There’s a peculiar set of contrasts that exists in tiny college towns, one that John Waddy Bullion deftly captures in his collection This World Will Never Run Out of Strangers. Anyone who’s grown up or studied in one (or read Denis Johnson, who likely would have admired this collection) will recognize the renderings: the married professor and his short-skirted student sitting in the front row; the frustrated townie watching all his buddies leave to find their fortunes elsewhere; the overeager adjunct facing the piles of dreadful essays she must grade until dawn.
But while we may think we know the players, in Bullion’s generous and observant hands they manage to leave their microcosm and become more than tropes. The characters in this intertwined collection are mischievous, abandoning their prescribed roles and flipping their scripts. Students teach professors a thing or two; some townies do manage to up and leave. Bullion shows us that small-town trappings can also make a person clever, and with the right attitude, mishaps can become boons.
In a time when education is so suspect that bluebooks are back and robots are fact-checking themselves, Bullion’s fictional campuses are alive with unexpected teachings—and hope, even, for a future when we realize there are lessons all over the place, often in the form of strangers who wind up being friends.
- Dina Guidubaldi, author of How Gone We Got
Imagine that you can at last know the stories of those random faces you might have passed on the streets of some small American city you drive through --the regulars at a pizza dive, a boy hitchhiking in the rain, the manager of an adult-content emporium. American fiction's strength has always been its penchant for taking us into the borderlands that smudge any sharp distinction between the epic and the comic, and that's exactly what Bullion does here. He is particularly adept at capturing the precarity of boyhood, placing him in the same literary lineage that gave us Barry Hannah and George Saunders. Reading these stories is like coming across the Teacher's Edition, the one that includes the mysterious answers, if you know where to look.
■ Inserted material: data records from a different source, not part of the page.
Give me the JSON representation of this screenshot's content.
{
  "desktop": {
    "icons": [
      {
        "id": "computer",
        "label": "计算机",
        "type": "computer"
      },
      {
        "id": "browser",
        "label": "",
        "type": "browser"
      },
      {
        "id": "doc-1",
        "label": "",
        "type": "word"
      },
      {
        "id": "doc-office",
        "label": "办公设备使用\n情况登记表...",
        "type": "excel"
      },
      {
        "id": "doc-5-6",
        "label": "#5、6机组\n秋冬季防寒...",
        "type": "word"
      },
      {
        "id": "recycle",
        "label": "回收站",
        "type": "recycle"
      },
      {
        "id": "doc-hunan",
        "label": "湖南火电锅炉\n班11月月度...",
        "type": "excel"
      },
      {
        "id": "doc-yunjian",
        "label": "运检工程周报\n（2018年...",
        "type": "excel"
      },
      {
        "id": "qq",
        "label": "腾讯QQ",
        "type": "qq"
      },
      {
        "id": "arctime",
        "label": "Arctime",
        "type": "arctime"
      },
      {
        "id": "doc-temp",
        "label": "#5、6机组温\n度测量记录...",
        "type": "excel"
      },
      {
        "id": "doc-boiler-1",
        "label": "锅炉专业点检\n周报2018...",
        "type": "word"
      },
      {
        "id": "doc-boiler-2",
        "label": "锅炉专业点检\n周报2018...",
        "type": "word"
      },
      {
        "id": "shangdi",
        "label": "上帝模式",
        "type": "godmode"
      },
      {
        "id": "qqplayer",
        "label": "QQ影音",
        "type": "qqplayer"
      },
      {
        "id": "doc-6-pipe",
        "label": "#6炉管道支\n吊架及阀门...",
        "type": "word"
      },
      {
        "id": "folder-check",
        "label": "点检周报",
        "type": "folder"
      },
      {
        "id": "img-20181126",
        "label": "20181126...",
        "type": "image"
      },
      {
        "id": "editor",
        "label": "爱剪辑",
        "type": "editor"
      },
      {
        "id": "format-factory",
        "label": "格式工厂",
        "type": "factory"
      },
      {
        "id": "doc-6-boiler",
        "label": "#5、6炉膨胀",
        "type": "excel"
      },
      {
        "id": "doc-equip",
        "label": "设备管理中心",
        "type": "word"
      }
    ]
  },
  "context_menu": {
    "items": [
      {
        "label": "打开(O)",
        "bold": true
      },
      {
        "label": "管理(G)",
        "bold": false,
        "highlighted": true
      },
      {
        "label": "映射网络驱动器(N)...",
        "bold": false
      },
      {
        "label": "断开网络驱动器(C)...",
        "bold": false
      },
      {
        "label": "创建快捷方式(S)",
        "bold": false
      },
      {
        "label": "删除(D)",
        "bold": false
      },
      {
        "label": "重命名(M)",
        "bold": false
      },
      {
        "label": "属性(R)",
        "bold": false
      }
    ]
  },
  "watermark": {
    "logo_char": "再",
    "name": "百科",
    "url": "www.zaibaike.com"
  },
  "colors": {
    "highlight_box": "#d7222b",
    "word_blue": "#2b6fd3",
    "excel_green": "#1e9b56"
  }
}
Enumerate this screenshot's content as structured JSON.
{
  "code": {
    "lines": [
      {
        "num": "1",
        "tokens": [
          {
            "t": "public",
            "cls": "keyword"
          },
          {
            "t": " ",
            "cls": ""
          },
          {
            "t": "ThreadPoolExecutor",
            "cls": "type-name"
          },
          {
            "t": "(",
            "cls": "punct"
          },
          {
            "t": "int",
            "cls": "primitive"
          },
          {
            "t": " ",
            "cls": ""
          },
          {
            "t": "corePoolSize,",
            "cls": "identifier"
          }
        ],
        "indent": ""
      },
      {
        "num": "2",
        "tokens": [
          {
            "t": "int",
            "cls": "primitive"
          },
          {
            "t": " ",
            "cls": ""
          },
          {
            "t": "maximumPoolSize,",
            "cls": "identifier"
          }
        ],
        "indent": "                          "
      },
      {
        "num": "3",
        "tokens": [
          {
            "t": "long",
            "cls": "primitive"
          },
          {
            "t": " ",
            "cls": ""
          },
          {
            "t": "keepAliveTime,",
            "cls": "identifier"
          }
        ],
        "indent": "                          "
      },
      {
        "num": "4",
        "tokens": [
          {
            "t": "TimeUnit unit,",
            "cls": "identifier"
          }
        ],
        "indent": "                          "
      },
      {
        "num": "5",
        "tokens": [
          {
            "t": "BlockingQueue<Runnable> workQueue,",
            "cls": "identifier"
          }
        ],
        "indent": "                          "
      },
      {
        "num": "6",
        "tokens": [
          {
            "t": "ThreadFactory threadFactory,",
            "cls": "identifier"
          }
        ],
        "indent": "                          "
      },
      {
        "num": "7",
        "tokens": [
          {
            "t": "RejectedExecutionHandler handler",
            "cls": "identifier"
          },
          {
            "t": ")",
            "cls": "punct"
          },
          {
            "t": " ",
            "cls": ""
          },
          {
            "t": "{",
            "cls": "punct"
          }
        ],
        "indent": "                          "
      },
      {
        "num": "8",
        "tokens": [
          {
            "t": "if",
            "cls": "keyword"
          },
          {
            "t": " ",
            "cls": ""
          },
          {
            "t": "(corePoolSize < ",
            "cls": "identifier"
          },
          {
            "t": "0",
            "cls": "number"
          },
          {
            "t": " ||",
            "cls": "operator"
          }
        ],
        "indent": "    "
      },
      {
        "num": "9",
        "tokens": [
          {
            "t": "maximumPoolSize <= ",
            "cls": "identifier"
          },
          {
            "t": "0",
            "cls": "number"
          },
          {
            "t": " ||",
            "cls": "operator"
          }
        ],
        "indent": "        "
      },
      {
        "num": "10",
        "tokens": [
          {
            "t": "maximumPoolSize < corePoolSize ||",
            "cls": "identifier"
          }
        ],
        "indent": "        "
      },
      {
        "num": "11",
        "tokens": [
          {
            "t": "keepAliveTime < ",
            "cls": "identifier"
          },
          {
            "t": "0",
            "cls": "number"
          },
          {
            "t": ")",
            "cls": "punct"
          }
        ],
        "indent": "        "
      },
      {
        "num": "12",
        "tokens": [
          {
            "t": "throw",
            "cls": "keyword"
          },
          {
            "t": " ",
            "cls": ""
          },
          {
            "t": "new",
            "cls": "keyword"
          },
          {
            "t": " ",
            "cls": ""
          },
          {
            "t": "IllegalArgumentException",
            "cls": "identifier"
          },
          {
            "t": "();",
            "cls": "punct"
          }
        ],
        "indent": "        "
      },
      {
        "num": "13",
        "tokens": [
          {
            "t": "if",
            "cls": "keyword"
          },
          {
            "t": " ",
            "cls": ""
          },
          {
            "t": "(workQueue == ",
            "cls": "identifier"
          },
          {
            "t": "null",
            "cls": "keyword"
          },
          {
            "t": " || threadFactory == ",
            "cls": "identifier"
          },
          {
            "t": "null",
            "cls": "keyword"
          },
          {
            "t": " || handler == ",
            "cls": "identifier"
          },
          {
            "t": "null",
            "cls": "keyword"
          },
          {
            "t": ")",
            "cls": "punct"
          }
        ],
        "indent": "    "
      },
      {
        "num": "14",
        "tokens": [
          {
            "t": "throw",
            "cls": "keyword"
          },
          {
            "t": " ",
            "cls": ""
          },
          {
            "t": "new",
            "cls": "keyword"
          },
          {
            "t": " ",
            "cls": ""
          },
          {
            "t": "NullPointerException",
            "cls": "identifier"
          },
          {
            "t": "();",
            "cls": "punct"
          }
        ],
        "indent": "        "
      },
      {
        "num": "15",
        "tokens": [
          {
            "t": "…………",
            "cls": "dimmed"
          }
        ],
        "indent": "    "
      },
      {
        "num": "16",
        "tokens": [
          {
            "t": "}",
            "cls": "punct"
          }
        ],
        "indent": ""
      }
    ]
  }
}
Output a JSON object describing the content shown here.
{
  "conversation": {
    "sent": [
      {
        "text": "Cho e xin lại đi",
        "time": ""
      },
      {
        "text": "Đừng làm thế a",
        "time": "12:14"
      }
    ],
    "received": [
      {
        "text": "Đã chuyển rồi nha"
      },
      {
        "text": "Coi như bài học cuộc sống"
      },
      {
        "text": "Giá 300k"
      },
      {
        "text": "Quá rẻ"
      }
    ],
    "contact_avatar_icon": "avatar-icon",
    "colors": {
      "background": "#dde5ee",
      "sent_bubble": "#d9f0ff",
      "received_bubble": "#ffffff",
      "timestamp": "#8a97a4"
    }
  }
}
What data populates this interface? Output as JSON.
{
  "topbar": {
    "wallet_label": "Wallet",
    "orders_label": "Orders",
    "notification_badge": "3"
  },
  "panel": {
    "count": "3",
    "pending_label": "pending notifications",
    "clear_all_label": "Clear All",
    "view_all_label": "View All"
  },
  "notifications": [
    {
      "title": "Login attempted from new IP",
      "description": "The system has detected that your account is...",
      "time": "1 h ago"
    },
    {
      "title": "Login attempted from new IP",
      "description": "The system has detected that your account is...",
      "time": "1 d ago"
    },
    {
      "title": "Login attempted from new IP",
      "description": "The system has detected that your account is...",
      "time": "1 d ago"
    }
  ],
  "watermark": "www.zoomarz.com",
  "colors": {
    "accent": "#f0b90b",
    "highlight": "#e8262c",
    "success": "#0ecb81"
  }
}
- Cynthia Shearer, author of The Wonder Book of the Air and The Celestial Jukebox
This is vibrant and crackling work full of the kind of American talk I most want to read: specific, strange, eerily familiar. I love the oddness and warmth in these stories.
- Alex Higley, author of True Failure
Settle in for a real show, reader! Like John Cheever, Mary Robison, and George Singleton before him, John Waddy Bullion’s learned what happens when hilarity and heartbreak combine. As well, in these nine knockout stories, he operates with formal dexterity, unforgettable characters, and a striking voice. What a rare and original debut!
- Tom Williams, author of Among the Wild Mulattos and Other Tales
This collection of loosely connected stories reminds us that, no matter how much we crave connection and a sense of belonging, we often fail to achieve it to any degree of satisfaction--and sometimes not at all. Bullion’s young men do their very best, however, to forge identities in a lonely, latchkey landscape of a Missouri college town, where parents are checked-out, if not absent, and the love is tough, if present at all. Now, this may sound like rough sledding, but its bite and poignancy are perfectly balanced with what is often riotous humor. Such a potent mixture is a rarity in today’s fiction, which is why this collection is a thing to celebrate and share.